Neste caso, a deriva conduz ao silenciamento gradual de genes que normalmente ajudam a travar a formação de tumores. Assim, o risco de cancro vai-se acumulando em cada vez mais células ao longo do intestino, muito antes de surgirem tumores visíveis.
“Observamos um padrão epigenético que se torna cada vez mais evidente com a idade”, afirma o biólogo molecular Francesco Neri, da Universidade de Turim, em Itália.
Como os investigadores identificaram um padrão comum
Partindo do que já se sabia - que a deriva epigenética tem sido associada ao cancro e que o risco de cancro colorrectal sobe com a idade - os investigadores analisaram tecido de cólons humanos saudáveis e de tumores de cancro do cólon, à procura de padrões de metilação partilhados.
O que encontraram foi uma semelhança clara: tanto em indivíduos mais velhos como no tecido canceroso apareciam padrões compatíveis com silenciamento de genes, sugerindo a existência de um mecanismo de base comum.
Para perceber o que impulsionava a deriva, de que forma se propagava e se era específica de algum órgão, a equipa realizou também experiências em modelos de ratinho e em organoides (mini-intestinos cultivados em laboratório). Esses testes permitiram confirmar que o fenómeno era particular dos intestinos.
Criptas intestinais: onde a deriva ACCA começa e se espalha
A investigação centrou-se nas criptas intestinais - pequenas invaginações do revestimento intestinal que alojam as células estaminais responsáveis por renovar continuamente a mucosa. As experiências indicaram que a deriva ACCA tem origem dentro destas células estaminais e, depois, expande-se à medida que as criptas se dividem e se disseminam.
O mecanismo descrito é o seguinte: maior inflamação, menor sinalização de crescimento e níveis mais baixos de ferro nas células estaminais das criptas intestinais combinam-se para perturbar os processos que normalmente corrigem e “arrumam” a metilação.
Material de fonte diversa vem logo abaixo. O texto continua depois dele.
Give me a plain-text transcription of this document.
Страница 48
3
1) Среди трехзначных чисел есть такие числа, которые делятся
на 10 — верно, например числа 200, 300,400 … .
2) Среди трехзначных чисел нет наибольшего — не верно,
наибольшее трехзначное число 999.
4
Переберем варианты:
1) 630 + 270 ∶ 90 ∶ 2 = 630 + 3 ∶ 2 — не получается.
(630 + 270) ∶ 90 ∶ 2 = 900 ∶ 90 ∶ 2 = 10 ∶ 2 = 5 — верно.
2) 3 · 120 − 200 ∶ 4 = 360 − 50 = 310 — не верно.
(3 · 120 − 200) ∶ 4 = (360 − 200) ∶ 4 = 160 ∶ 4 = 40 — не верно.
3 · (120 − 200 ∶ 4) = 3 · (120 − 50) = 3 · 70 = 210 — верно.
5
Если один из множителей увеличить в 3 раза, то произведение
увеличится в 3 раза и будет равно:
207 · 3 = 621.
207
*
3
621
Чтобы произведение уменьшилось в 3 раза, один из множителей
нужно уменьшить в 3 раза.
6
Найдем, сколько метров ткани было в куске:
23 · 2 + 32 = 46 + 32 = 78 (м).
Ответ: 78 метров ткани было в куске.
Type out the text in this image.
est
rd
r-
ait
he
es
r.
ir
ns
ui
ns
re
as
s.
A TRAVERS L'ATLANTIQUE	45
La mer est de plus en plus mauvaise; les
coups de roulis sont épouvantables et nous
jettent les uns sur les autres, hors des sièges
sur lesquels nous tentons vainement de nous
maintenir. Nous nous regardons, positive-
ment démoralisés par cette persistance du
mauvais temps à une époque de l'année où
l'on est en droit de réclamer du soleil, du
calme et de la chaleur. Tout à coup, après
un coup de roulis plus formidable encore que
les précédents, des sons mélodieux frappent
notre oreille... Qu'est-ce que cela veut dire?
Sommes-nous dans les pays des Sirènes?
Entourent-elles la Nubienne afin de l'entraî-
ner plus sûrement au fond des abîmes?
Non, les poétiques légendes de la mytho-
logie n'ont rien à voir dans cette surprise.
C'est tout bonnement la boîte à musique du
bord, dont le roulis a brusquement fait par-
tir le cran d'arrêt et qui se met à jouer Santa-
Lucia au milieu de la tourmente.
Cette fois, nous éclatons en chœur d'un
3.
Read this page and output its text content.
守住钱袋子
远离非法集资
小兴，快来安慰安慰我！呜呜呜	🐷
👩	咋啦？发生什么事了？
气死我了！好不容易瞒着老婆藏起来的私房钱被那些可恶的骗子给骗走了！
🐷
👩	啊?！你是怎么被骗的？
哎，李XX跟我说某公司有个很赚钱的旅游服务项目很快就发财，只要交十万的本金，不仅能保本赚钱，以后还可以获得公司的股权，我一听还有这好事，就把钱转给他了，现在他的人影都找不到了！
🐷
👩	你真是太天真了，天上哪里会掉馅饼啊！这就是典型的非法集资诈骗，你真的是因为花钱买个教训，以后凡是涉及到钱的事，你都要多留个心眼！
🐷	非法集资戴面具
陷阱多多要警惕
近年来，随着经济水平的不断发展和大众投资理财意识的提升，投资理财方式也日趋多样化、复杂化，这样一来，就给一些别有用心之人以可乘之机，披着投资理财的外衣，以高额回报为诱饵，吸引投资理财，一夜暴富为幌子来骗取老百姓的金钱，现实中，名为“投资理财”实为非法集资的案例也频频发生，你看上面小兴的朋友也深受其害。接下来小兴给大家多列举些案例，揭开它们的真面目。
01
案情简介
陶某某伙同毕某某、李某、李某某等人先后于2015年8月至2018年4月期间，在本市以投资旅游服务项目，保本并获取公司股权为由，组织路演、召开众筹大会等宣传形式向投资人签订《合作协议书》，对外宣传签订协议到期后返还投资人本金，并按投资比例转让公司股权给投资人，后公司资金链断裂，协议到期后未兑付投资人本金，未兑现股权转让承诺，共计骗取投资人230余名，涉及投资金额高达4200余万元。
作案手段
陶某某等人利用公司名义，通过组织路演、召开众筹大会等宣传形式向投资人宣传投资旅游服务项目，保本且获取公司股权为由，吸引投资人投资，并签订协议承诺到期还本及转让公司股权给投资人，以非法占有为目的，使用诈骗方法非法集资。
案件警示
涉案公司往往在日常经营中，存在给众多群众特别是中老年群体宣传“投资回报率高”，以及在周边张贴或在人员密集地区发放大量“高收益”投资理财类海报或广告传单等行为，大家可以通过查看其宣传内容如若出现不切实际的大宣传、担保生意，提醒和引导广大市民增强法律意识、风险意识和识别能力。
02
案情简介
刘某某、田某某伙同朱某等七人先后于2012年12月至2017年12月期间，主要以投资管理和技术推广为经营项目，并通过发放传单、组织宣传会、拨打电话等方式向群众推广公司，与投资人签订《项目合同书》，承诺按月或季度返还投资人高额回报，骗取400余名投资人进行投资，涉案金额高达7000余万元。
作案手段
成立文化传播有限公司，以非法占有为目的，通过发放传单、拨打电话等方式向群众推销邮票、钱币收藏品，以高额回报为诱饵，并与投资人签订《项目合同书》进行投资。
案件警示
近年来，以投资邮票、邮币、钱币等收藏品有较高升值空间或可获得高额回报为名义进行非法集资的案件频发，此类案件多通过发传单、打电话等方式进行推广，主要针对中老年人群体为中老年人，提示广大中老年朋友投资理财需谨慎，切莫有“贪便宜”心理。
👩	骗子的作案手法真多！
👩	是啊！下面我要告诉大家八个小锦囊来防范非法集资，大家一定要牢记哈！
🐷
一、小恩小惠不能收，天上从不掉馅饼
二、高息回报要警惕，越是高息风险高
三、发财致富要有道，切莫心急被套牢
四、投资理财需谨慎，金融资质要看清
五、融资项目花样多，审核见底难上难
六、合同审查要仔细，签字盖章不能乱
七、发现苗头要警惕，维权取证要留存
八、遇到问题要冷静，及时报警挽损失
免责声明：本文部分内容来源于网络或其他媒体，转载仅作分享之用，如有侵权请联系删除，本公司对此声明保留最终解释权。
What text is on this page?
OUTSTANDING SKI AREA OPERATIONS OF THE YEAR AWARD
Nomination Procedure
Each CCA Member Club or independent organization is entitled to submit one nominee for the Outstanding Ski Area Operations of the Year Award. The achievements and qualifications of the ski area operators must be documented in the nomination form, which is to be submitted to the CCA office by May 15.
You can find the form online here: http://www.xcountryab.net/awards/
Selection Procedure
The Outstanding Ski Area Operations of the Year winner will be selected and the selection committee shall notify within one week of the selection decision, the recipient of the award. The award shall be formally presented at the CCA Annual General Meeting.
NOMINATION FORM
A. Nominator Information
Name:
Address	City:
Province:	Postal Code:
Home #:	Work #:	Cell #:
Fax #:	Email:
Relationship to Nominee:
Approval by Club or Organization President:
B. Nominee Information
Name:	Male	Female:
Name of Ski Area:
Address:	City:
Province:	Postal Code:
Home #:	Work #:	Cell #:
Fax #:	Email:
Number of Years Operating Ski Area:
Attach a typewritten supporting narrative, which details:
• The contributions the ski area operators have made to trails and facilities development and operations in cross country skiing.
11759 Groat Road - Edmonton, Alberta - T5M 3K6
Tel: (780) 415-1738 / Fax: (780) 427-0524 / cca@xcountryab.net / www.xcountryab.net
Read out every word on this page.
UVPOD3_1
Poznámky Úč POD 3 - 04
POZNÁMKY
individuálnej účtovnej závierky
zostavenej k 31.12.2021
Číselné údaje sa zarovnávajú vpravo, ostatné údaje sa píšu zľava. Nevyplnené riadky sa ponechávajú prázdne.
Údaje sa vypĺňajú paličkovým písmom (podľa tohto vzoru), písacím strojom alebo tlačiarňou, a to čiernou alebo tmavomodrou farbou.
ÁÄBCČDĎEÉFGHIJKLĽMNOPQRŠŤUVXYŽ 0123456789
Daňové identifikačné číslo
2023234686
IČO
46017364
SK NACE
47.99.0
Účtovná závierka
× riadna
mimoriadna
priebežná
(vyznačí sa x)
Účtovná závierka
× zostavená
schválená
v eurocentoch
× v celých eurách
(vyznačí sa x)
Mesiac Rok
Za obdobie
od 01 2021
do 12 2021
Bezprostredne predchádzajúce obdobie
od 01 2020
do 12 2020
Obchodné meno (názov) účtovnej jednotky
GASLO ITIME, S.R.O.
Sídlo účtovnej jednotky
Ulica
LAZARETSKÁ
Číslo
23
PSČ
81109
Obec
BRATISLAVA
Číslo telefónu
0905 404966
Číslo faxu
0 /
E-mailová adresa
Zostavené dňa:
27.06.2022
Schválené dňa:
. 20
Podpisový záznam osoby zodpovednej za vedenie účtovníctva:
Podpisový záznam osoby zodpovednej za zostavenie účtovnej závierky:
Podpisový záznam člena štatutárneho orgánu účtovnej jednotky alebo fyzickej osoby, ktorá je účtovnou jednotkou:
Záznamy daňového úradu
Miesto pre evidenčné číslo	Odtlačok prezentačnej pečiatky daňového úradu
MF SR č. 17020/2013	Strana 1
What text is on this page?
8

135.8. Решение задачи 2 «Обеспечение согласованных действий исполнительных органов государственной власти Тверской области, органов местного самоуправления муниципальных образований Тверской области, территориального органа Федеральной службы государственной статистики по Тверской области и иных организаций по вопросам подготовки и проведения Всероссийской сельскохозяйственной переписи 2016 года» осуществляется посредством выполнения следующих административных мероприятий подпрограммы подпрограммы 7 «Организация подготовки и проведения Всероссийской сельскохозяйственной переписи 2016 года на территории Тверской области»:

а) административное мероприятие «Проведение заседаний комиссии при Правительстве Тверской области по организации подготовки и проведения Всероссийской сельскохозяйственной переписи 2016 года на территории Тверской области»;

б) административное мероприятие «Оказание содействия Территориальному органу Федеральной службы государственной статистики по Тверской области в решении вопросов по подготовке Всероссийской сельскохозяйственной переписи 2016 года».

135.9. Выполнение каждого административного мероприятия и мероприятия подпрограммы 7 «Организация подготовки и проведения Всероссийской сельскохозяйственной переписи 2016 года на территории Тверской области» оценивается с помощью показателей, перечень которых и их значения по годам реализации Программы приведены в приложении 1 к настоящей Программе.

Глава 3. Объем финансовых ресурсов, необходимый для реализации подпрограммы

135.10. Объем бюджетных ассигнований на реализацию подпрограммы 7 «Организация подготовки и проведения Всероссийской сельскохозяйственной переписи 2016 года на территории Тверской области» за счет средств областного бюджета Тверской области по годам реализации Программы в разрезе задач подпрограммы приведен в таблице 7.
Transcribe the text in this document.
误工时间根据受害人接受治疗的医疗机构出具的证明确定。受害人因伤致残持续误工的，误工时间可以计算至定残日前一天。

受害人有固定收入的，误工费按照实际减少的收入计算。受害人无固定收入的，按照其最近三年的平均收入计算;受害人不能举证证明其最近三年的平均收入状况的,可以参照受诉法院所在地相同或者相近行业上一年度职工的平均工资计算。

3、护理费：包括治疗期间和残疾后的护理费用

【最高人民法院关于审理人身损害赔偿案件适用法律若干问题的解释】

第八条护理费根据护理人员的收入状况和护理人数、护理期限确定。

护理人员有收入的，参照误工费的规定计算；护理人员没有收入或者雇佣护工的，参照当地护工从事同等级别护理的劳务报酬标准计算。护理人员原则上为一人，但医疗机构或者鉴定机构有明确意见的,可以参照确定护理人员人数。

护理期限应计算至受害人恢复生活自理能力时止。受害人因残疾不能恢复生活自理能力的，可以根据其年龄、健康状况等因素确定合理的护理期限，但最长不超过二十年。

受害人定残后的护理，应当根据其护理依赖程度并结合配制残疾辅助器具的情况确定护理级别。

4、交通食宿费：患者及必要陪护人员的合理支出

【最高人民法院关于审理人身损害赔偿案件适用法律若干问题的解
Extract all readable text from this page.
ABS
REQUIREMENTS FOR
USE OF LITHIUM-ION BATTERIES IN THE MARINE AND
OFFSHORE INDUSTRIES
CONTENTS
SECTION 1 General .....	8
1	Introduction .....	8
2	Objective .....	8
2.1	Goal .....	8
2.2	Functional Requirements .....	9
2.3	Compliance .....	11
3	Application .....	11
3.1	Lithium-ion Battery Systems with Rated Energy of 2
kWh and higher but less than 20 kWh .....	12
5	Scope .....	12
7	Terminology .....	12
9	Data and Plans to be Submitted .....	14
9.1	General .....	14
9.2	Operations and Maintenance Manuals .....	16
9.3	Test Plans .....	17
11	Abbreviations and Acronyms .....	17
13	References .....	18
O resultado é a desativação de genes - de um modo que pode abrir caminho ao desenvolvimento de cancro.
“Ao longo do tempo, desenvolvem-se no tecido cada vez mais áreas com um perfil epigenético mais envelhecido”, explica a bióloga molecular Anna Krepelova, também da Universidade de Turim. “Através do processo natural de divisão das criptas, estas regiões aumentam continuamente e podem continuar a crescer durante muitos anos.”
“Quando não há ferro suficiente nas células, marcas defeituosas permanecem no ADN. E as células perdem a capacidade de remover essas marcas.”
À medida que as criptas - sustentadas pelas células estaminais - se dividem e se multiplicam, manchas de tecido com perfis epigenéticos mais envelhecidos e com maior propensão para o cancro vão-se expandindo gradualmente. Isso cria, com o passar do tempo, mais bolsões menos saudáveis ao longo do intestino.
Inflamação, ferro e sinalização de crescimento aceleram a deriva epigenética
Segundo os autores, a inflamação, o desequilíbrio de ferro e a redução dos sinais de crescimento podem acelerar a deriva epigenética. Isto significa que o envelhecimento molecular e a vulnerabilidade acrescida ao cancro podem surgir no intestino mais cedo do que se pensava.
Estas zonas de risco variam de pessoa para pessoa - tal como varia o risco de cancro -, mas o estudo clarifica de que forma o cancro colorrectal ganha mais oportunidades para se iniciar à medida que envelhecemos.
De forma encorajadora, nos organoides, os investigadores conseguiram abrandar e até reverter parcialmente a deriva epigenética ao aumentar a captação de ferro ou ao restaurar sinais específicos de crescimento celular.
“Isto significa que o envelhecimento epigenético não tem de ser um estado fixo e final”, diz Krepelova. “Pela primeira vez, estamos a ver que é possível ajustar os parâmetros do envelhecimento que residem no núcleo molecular profundo da célula.”
A investigação foi publicada na Nature Aging.